I need to do some somewhat complicated processing for each group after grouping.
in pandas
, it can be writed as follows:
for i,g in df.groupby(['id','sid']):
pass
While in polars, the groups
function returns a DataFrame, But this cannot be conveniently applied to for loops.
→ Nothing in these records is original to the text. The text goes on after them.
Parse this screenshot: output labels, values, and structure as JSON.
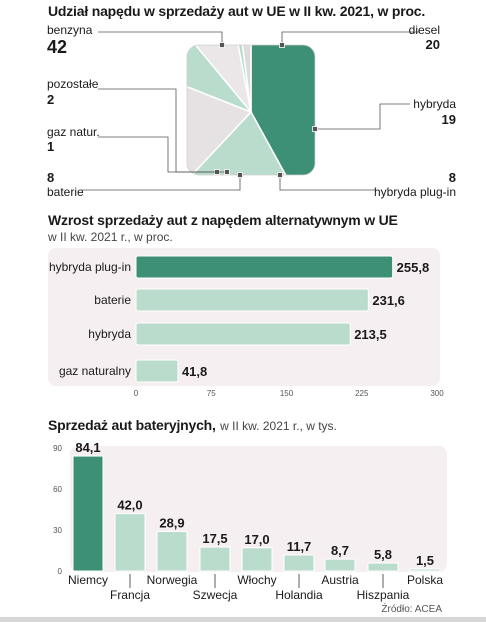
{
  "chart_data": [
    {
      "type": "pie",
      "title": "Udział napędu w sprzedaży aut w UE w II kw. 2021, w proc.",
      "slices": [
        {
          "name": "benzyna",
          "value": 42,
          "color": "#3d8f75"
        },
        {
          "name": "diesel",
          "value": 20,
          "color": "#b9dccd"
        },
        {
          "name": "hybryda",
          "value": 19,
          "color": "#e6e1e3"
        },
        {
          "name": "hybryda plug-in",
          "value": 8,
          "color": "#b9dccd"
        },
        {
          "name": "baterie",
          "value": 8,
          "color": "#ebe7e9"
        },
        {
          "name": "gaz natur.",
          "value": 1,
          "color": "#b9dccd"
        },
        {
          "name": "pozostałe",
          "value": 2,
          "color": "#dcdcdc"
        }
      ]
    },
    {
      "type": "bar",
      "orientation": "horizontal",
      "title": "Wzrost sprzedaży aut z napędem alternatywnym w UE",
      "subtitle": "w II kw. 2021 r., w proc.",
      "categories": [
        "hybryda plug-in",
        "baterie",
        "hybryda",
        "gaz naturalny"
      ],
      "values": [
        255.8,
        231.6,
        213.5,
        41.8
      ],
      "value_labels": [
        "255,8",
        "231,6",
        "213,5",
        "41,8"
      ],
      "xlim": [
        0,
        300
      ],
      "ticks": [
        "0",
        "75",
        "150",
        "225",
        "300"
      ],
      "highlight_color": "#3d8f75",
      "bar_color": "#b9dccd"
    },
    {
      "type": "bar",
      "title": "Sprzedaż aut bateryjnych,",
      "subtitle": "w II kw. 2021 r., w tys.",
      "categories": [
        "Niemcy",
        "Francja",
        "Norwegia",
        "Szwecja",
        "Włochy",
        "Holandia",
        "Austria",
        "Hiszpania",
        "Polska"
      ],
      "values": [
        84.1,
        42.0,
        28.9,
        17.5,
        17.0,
        11.7,
        8.7,
        5.8,
        1.5
      ],
      "value_labels": [
        "84,1",
        "42,0",
        "28,9",
        "17,5",
        "17,0",
        "11,7",
        "8,7",
        "5,8",
        "1,5"
      ],
      "ylim": [
        0,
        90
      ],
      "ticks": [
        "0",
        "30",
        "60",
        "90"
      ],
      "highlight_color": "#3d8f75",
      "bar_color": "#b9dccd"
    }
  ],
  "pie_labels": {
    "benzyna": {
      "name": "benzyna",
      "value": "42"
    },
    "diesel": {
      "name": "diesel",
      "value": "20"
    },
    "hybryda": {
      "name": "hybryda",
      "value": "19"
    },
    "plugin": {
      "name": "hybryda plug-in",
      "value": "8"
    },
    "baterie": {
      "name": "baterie",
      "value": "8"
    },
    "gaz": {
      "name": "gaz natur.",
      "value": "1"
    },
    "pozostale": {
      "name": "pozostałe",
      "value": "2"
    }
  },
  "source": "Źródło: ACEA"
}
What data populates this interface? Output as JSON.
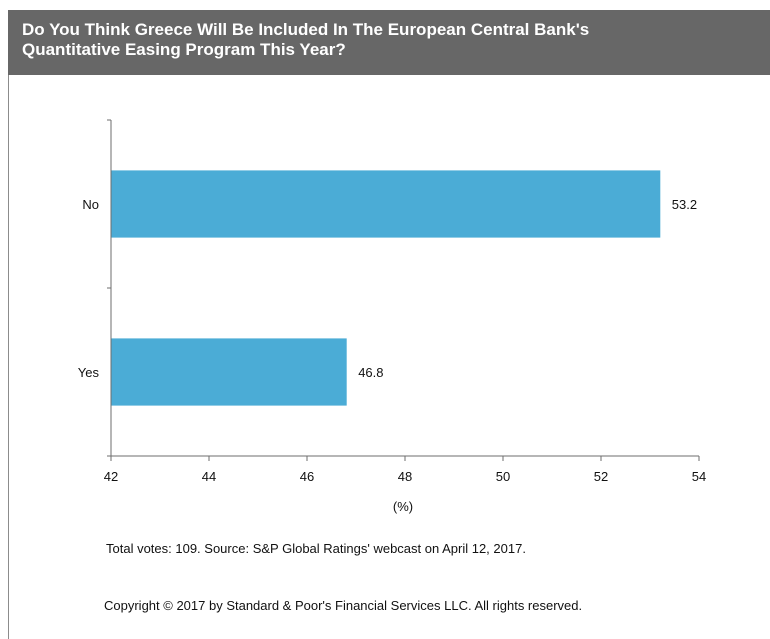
{
  "title": {
    "line1": "Do You Think Greece Will Be Included In The European Central Bank's",
    "line2": "Quantitative Easing Program This Year?"
  },
  "chart_data": {
    "type": "bar",
    "orientation": "horizontal",
    "categories": [
      "No",
      "Yes"
    ],
    "values": [
      53.2,
      46.8
    ],
    "value_labels": [
      "53.2",
      "46.8"
    ],
    "xlabel": "(%)",
    "xlim": [
      42,
      54
    ],
    "xticks": [
      42,
      44,
      46,
      48,
      50,
      52,
      54
    ],
    "grid": false,
    "bar_color": "#4bacd6"
  },
  "footnotes": {
    "source": "Total votes: 109. Source: S&P Global Ratings' webcast on April 12, 2017.",
    "copyright": "Copyright © 2017 by Standard & Poor's Financial Services LLC. All rights reserved."
  }
}
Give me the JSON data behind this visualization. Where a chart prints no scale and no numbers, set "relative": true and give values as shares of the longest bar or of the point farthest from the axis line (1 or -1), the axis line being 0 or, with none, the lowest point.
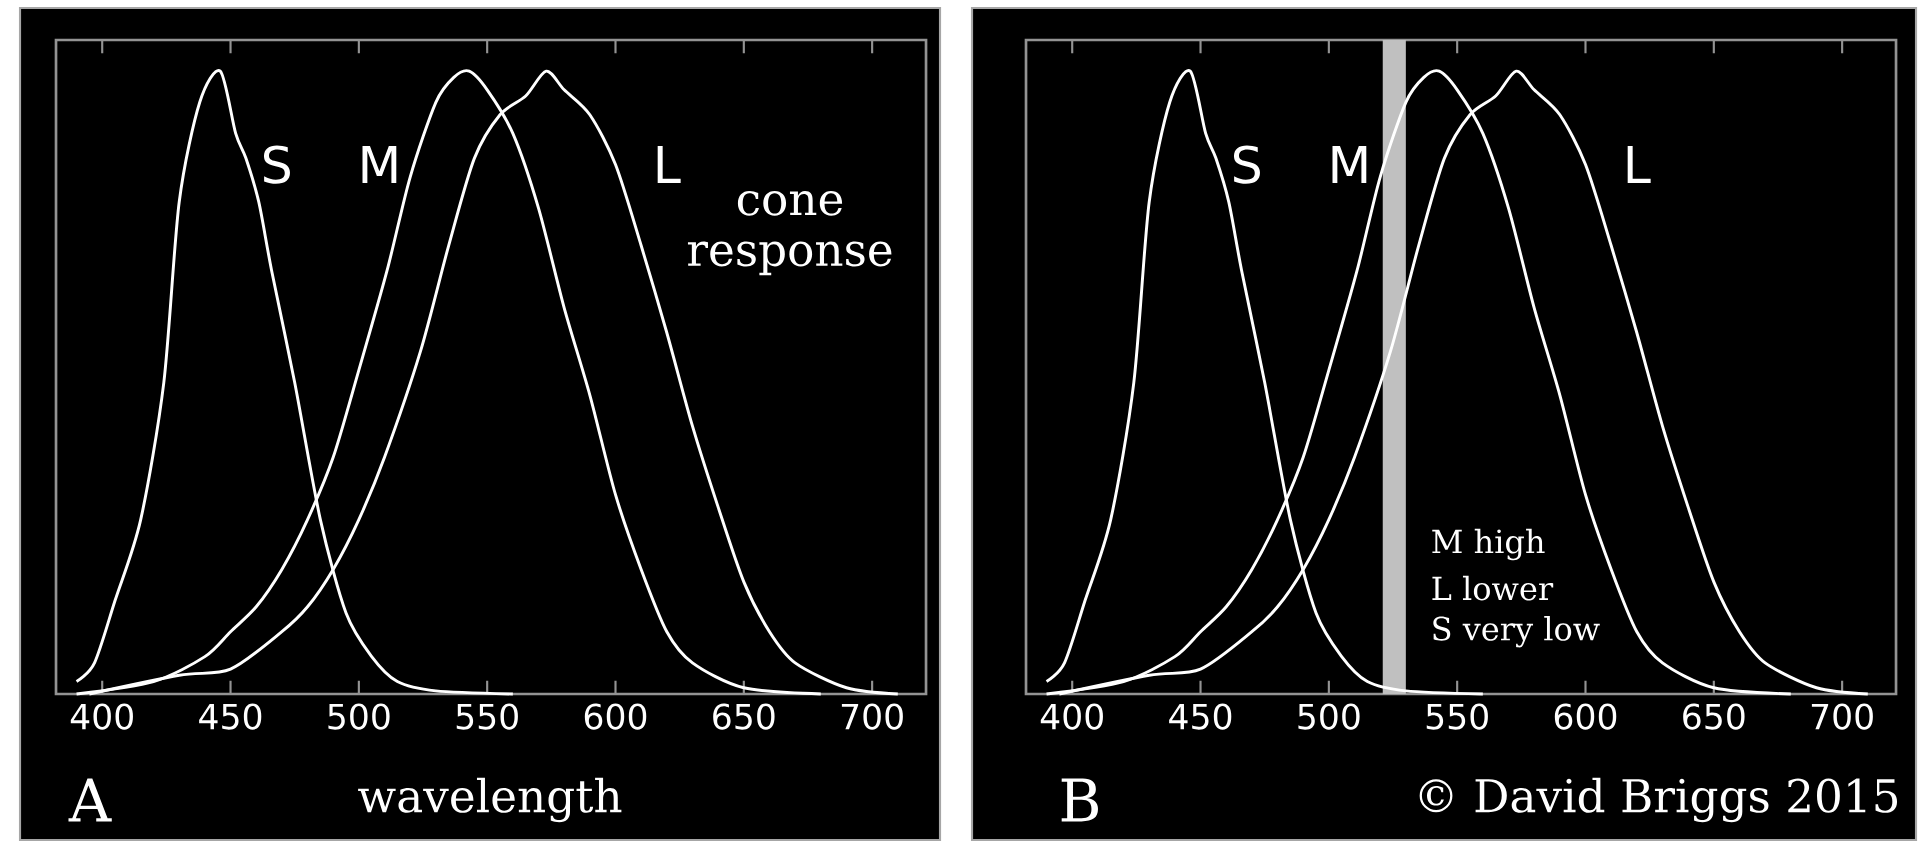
{
  "chart_data": [
    {
      "type": "line",
      "relative": true,
      "xlabel": "wavelength",
      "xlim": [
        382,
        721
      ],
      "xticks": [
        400,
        450,
        500,
        550,
        600,
        650,
        700
      ],
      "grid": false,
      "annotations": [
        "A",
        "cone response"
      ],
      "series": [
        {
          "name": "S",
          "color": "#ffffff",
          "x": [
            390,
            397,
            405,
            415,
            424,
            430,
            438,
            446,
            452,
            456,
            461,
            466,
            475,
            485,
            495,
            505,
            515,
            530,
            560
          ],
          "values": [
            0.02,
            0.05,
            0.15,
            0.28,
            0.5,
            0.79,
            0.95,
            1.0,
            0.9,
            0.86,
            0.79,
            0.68,
            0.5,
            0.28,
            0.13,
            0.06,
            0.02,
            0.005,
            0
          ]
        },
        {
          "name": "M",
          "color": "#ffffff",
          "x": [
            390,
            420,
            440,
            450,
            460,
            470,
            480,
            490,
            500,
            511,
            520,
            530,
            537,
            543,
            550,
            560,
            570,
            580,
            590,
            600,
            610,
            620,
            630,
            650,
            680
          ],
          "values": [
            0,
            0.02,
            0.06,
            0.1,
            0.14,
            0.2,
            0.28,
            0.38,
            0.52,
            0.68,
            0.83,
            0.95,
            0.99,
            1.0,
            0.97,
            0.9,
            0.78,
            0.62,
            0.48,
            0.32,
            0.2,
            0.1,
            0.05,
            0.01,
            0
          ]
        },
        {
          "name": "L",
          "color": "#ffffff",
          "x": [
            395,
            430,
            450,
            470,
            480,
            490,
            500,
            510,
            524,
            535,
            545,
            555,
            565,
            573,
            580,
            590,
            600,
            610,
            620,
            630,
            640,
            650,
            660,
            670,
            690,
            710
          ],
          "values": [
            0,
            0.03,
            0.04,
            0.1,
            0.14,
            0.2,
            0.28,
            0.38,
            0.55,
            0.72,
            0.86,
            0.93,
            0.96,
            1.0,
            0.97,
            0.93,
            0.85,
            0.72,
            0.58,
            0.43,
            0.3,
            0.18,
            0.1,
            0.05,
            0.01,
            0
          ]
        }
      ]
    },
    {
      "type": "line",
      "relative": true,
      "xlim": [
        382,
        721
      ],
      "xticks": [
        400,
        450,
        500,
        550,
        600,
        650,
        700
      ],
      "grid": false,
      "annotations": [
        "B",
        "M high",
        "L lower",
        "S very low",
        "© David Briggs 2015"
      ],
      "bands": [
        {
          "axis": "x",
          "from": 521,
          "to": 530,
          "color": "#c0c0c0"
        }
      ],
      "series": [
        {
          "name": "S",
          "color": "#ffffff",
          "x": [
            390,
            397,
            405,
            415,
            424,
            430,
            438,
            446,
            452,
            456,
            461,
            466,
            475,
            485,
            495,
            505,
            515,
            530,
            560
          ],
          "values": [
            0.02,
            0.05,
            0.15,
            0.28,
            0.5,
            0.79,
            0.95,
            1.0,
            0.9,
            0.86,
            0.79,
            0.68,
            0.5,
            0.28,
            0.13,
            0.06,
            0.02,
            0.005,
            0
          ]
        },
        {
          "name": "M",
          "color": "#ffffff",
          "x": [
            390,
            420,
            440,
            450,
            460,
            470,
            480,
            490,
            500,
            511,
            520,
            530,
            537,
            543,
            550,
            560,
            570,
            580,
            590,
            600,
            610,
            620,
            630,
            650,
            680
          ],
          "values": [
            0,
            0.02,
            0.06,
            0.1,
            0.14,
            0.2,
            0.28,
            0.38,
            0.52,
            0.68,
            0.83,
            0.95,
            0.99,
            1.0,
            0.97,
            0.9,
            0.78,
            0.62,
            0.48,
            0.32,
            0.2,
            0.1,
            0.05,
            0.01,
            0
          ]
        },
        {
          "name": "L",
          "color": "#ffffff",
          "x": [
            395,
            430,
            450,
            470,
            480,
            490,
            500,
            510,
            524,
            535,
            545,
            555,
            565,
            573,
            580,
            590,
            600,
            610,
            620,
            630,
            640,
            650,
            660,
            670,
            690,
            710
          ],
          "values": [
            0,
            0.03,
            0.04,
            0.1,
            0.14,
            0.2,
            0.28,
            0.38,
            0.55,
            0.72,
            0.86,
            0.93,
            0.96,
            1.0,
            0.97,
            0.93,
            0.85,
            0.72,
            0.58,
            0.43,
            0.3,
            0.18,
            0.1,
            0.05,
            0.01,
            0
          ]
        }
      ]
    }
  ]
}
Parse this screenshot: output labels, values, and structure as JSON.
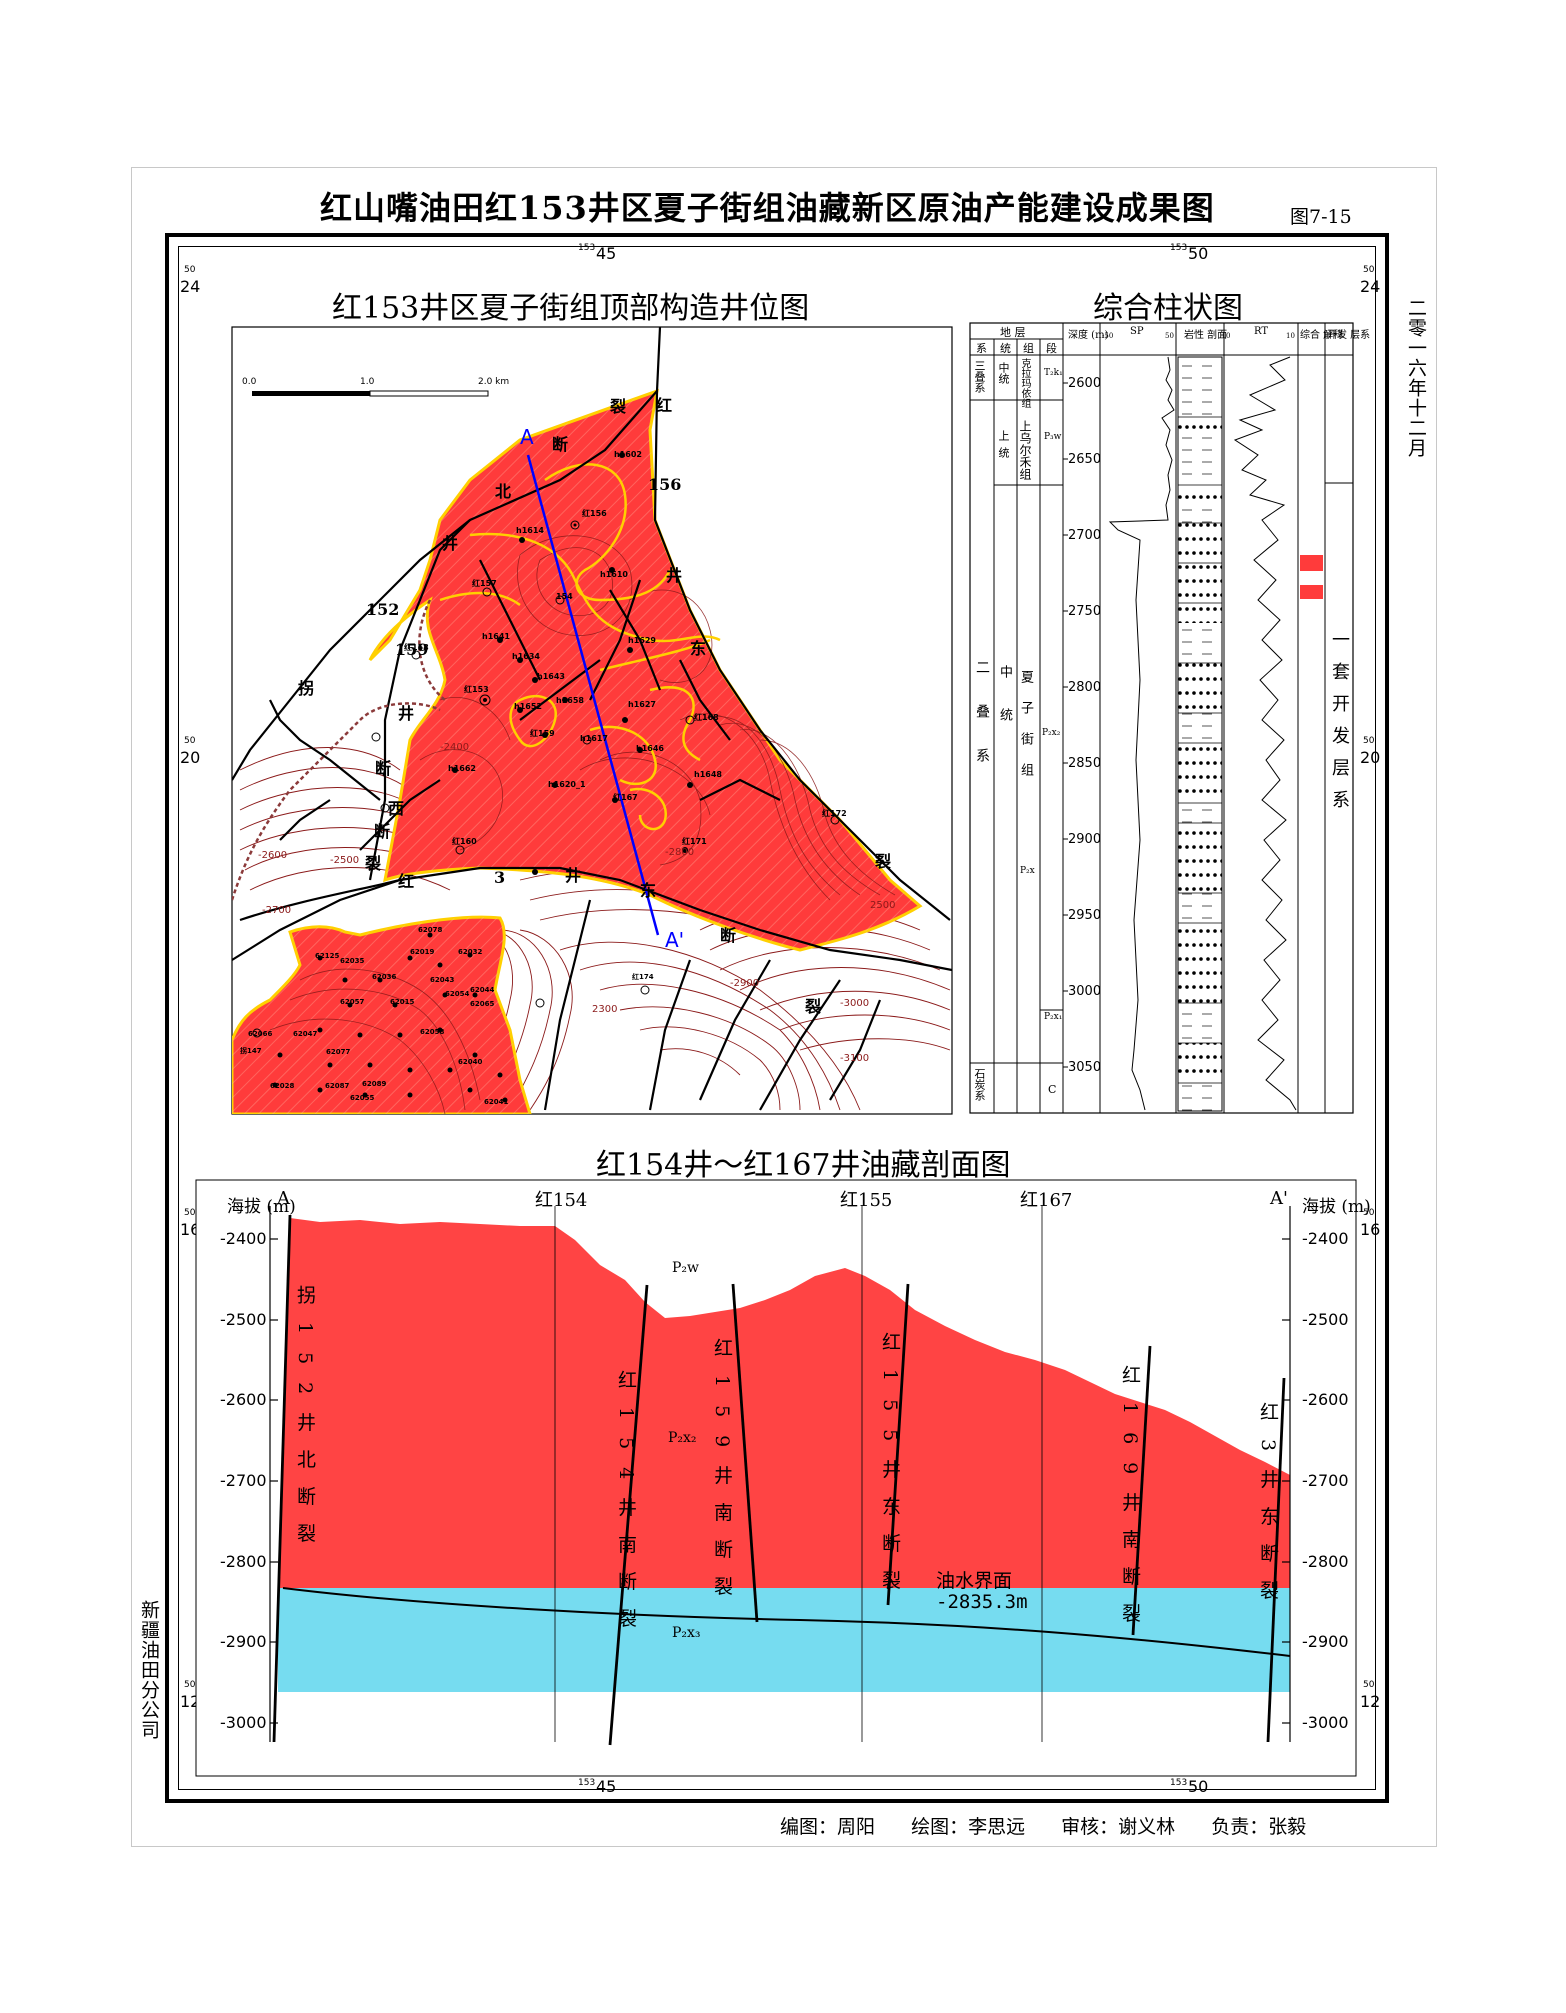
{
  "title": "红山嘴油田红153井区夏子街组油藏新区原油产能建设成果图",
  "figure_number": "图7-15",
  "date_vertical": "二零一六年十二月",
  "company_vertical": "新疆油田分公司",
  "frame_ticks": {
    "top": [
      "153",
      "45",
      "153",
      "50"
    ],
    "side": [
      "50",
      "24",
      "50",
      "20",
      "50",
      "16",
      "50",
      "12"
    ]
  },
  "map": {
    "title": "红153井区夏子街组顶部构造井位图",
    "scale": {
      "labels": [
        "0.0",
        "1.0",
        "2.0 km"
      ]
    },
    "section_line": {
      "start": "A",
      "end": "A'"
    },
    "fault_labels": [
      "裂",
      "红",
      "断",
      "北",
      "156",
      "井",
      "井",
      "152",
      "东",
      "拐",
      "159",
      "井",
      "断",
      "西",
      "断",
      "裂",
      "红",
      "3",
      "井",
      "东",
      "断",
      "裂",
      "裂"
    ],
    "wells_left": [
      "h1602",
      "红156",
      "h1614",
      "h1610",
      "红157",
      "154",
      "h1641",
      "h1634",
      "h1643",
      "红153",
      "h1652",
      "h1658",
      "红159",
      "h1617",
      "h1662",
      "h1620_1",
      "h1627",
      "h1629",
      "红168",
      "h1646",
      "h1648",
      "红167",
      "红172",
      "红171",
      "红160",
      "红158"
    ],
    "wells_lower": [
      "62078",
      "62125",
      "62035",
      "62019",
      "62032",
      "62036",
      "62043",
      "62044",
      "62057",
      "62015",
      "62054",
      "62065",
      "62066",
      "62047",
      "62077",
      "62058",
      "62040",
      "62087",
      "62089",
      "62055",
      "62041",
      "红174",
      "拐147",
      "62028"
    ],
    "contours": [
      "-2400",
      "-2500",
      "-2600",
      "-2700",
      "-2800",
      "-2900",
      "-3000",
      "-3100",
      "2300",
      "2500"
    ],
    "colors": {
      "oil": "#ff3b3b",
      "oil_border": "#ffd000",
      "contour": "#8b1a1a",
      "section_line": "#0000ff",
      "fault": "#000000"
    }
  },
  "column": {
    "title": "综合柱状图",
    "headers": [
      "地 层",
      "系",
      "统",
      "组",
      "段",
      "深度 (m)",
      "SP",
      "岩性 剖面",
      "RT",
      "综合 解释",
      "开发 层系"
    ],
    "units": {
      "system": [
        "三叠系",
        "二叠系",
        "石炭系"
      ],
      "series": [
        "中统",
        "上统",
        "中统"
      ],
      "formations": [
        "克拉玛依组",
        "上乌尔禾组",
        "夏子街组"
      ],
      "segments": [
        "T₂k₁",
        "P₃w",
        "P₂x₂",
        "P₂x₁",
        "P₂x",
        "C"
      ]
    },
    "depth_ticks": [
      "2600",
      "2650",
      "2700",
      "2750",
      "2800",
      "2850",
      "2900",
      "2950",
      "3000",
      "3050"
    ],
    "dev_layer": "一套开发层系",
    "sp_ticks": [
      "-50",
      "50"
    ],
    "rt_ticks": [
      "0",
      "10"
    ]
  },
  "section": {
    "title": "红154井～红167井油藏剖面图",
    "left_end": "A",
    "right_end": "A'",
    "axis_label": "海拔 (m)",
    "elevation_ticks": [
      "-2400",
      "-2500",
      "-2600",
      "-2700",
      "-2800",
      "-2900",
      "-3000"
    ],
    "wells": [
      "红154",
      "红155",
      "红167"
    ],
    "faults": [
      "拐152井北断裂",
      "红154井南断裂",
      "红159井南断裂",
      "红155井东断裂",
      "红169井南断裂",
      "红3井东断裂"
    ],
    "layers": [
      "P₂w",
      "P₂x₂",
      "P₂x₃"
    ],
    "owc_label": "油水界面",
    "owc_value": "-2835.3m",
    "colors": {
      "oil": "#ff4444",
      "water": "#76dcf0"
    }
  },
  "credits": {
    "editor": "编图：周阳",
    "drafter": "绘图：李思远",
    "reviewer": "审核：谢义林",
    "responsible": "负责：张毅"
  }
}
You could use partition by. This would yield a dictionary
where the group_by
keys map to the partitioned DataFrames
.
df = pl.DataFrame({
"groups": [1, 1, 2, 2, 2],
"values": pl.int_range(5, eager=True)
})
part_dfs = df.partition_by("groups", as_dict=True)
print(part_dfs)
{(1,): shape: (2, 2)
┌────────┬────────┐
│ groups ┆ values │
│ --- ┆ --- │
│ i64 ┆ i64 │
╞════════╪════════╡
│ 1 ┆ 0 │
│ 1 ┆ 1 │
└────────┴────────┘,
(2,): shape: (3, 2)
┌────────┬────────┐
│ groups ┆ values │
│ --- ┆ --- │
│ i64 ┆ i64 │
╞════════╪════════╡
│ 2 ┆ 2 │
│ 2 ┆ 3 │
│ 2 ┆ 4 │
└────────┴────────┘}
note: the resulting keys are given as a tuple